Working in partnership with King's College London and Fraiya Ldt., a spin-out company co-founded by Professor Kainz, CHARMS will test its prototypes with sonographers and fetal cardiologists at leading hospitals. The aim is to ensure usability, trustworthiness, and compliance with the EU AI Act, creating a pathway towards adoption in routine prenatal care.

Professor Kainz said: "Most babies are healthy, and it is crucial that we give clinicians tools to confirm this confidently while catching the rare but serious cases of congenital heart disease as early as possible. With CHARMS we want to democratise access to expert-level prenatal screening, making outcomes less dependent on where or by whom a scan is performed."

If successful, CHARMS could reduce neonatal deaths from CHD in Europe by up to 20% and cut unnecessary referrals, saving healthcare systems millions of pounds annually. The technology also has the potential to open new markets in community and even home-based ultrasound screening, supported by smartphone-operated devices.

Non-invasive and rapid cancer surveillance

Dr Jia Li, Department of Metabolism, Digestion and Reproduction, has received a grant for her project ‘Risk stratification and early diagnosis of bowel cancer in people with Lynch syndrome (RED-LYNCH)’

Lynch syndrome (LS) is a hereditary condition that predisposes carriers to various cancers, particularly colorectal cancer (CRC). Approximately 40% of individuals with LS develop colorectal tumours before the age of 40, often with faster disease progression.
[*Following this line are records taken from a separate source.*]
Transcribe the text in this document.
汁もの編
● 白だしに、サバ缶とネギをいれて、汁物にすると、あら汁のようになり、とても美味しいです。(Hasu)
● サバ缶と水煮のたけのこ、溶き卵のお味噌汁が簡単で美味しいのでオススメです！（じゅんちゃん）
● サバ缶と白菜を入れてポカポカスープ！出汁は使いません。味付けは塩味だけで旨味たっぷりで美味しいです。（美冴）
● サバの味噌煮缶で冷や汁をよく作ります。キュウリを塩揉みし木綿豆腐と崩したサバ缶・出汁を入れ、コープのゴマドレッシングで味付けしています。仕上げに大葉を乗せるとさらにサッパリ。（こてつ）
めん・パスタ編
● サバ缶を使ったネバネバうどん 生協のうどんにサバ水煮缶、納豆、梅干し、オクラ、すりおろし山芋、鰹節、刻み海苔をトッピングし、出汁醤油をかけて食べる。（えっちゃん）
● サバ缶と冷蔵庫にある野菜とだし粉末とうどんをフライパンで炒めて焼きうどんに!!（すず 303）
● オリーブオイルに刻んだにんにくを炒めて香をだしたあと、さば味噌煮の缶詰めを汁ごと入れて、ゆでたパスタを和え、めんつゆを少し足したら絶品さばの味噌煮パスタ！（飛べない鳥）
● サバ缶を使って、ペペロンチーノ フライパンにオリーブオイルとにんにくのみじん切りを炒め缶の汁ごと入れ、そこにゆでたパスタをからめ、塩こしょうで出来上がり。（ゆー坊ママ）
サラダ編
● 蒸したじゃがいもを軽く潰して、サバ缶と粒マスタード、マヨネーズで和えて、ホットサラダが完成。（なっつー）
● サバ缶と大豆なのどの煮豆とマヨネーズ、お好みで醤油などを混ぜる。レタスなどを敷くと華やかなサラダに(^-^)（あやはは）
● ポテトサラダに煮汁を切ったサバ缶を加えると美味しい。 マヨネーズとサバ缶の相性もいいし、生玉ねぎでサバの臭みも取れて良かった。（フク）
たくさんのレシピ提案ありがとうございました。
Due to this elevated lifetime risk of CRC, clinical guidelines recommend colonoscopies every other year starting at age 25. However, colonoscopy is invasive, costly, and time-consuming, creating a significant burden for both patients and healthcare systems. 

Furthermore, it does not provide molecular-level data, which have significant potential to improve CRC risk stratification and inform the development of personalised prevention strategies. 

This project aims to develop a non-invasive and rapid surveillance tool based on circulating metabolite biomarkers aiming to enable CRC risk stratification and monitoring over time. 

Additionally, the tool can provide metabolic profiles that may inform personalised nutritional interventions to reduce CRC risk in LS carriers. 

Dr Lia said: "What’s exciting about this ERC PoC grant is that it helps us move our research beyond the lab and closer to real-world impact. We aim to develop a tool that can more precisely assess cancer risk and support earlier detection, ultimately contributing to more personalised cancer prevention.” 

Coupling energy harvesting and storage

The need to power batteries in remote areas off-grid as well as the rapid development of the Internet-of-Things (IoT) sensor networks, which rely on rechargeable batteries to operate, are increasing the demand to find new solutions to couple energy harvesting systems with energy storage. 

SolBat, a proof-of-concept project led by Professor Cecilia Mattevi, Department of Materials, aims to develop a light-rechargeable battery to power a wide range of IoT sensors. 

The battery is miniaturized and rechargeable upon light illumination (indoor and outdoor) without an external voltage or current applied, enabling a reliable real-time continuous sensing and off-grid energy autonomy. 

Professor Mattevi said: “This technology tackles the growing need for off-grid, continuous IoT sensing by unifying harvesting and storage in one light-rechargeable battery. The proposed technology addresses a real and growing need with both societal and commercial dimensions and the absence of commercial solutions with equivalent functionality. The potential applications could span from health monitoring to environmental sensing.”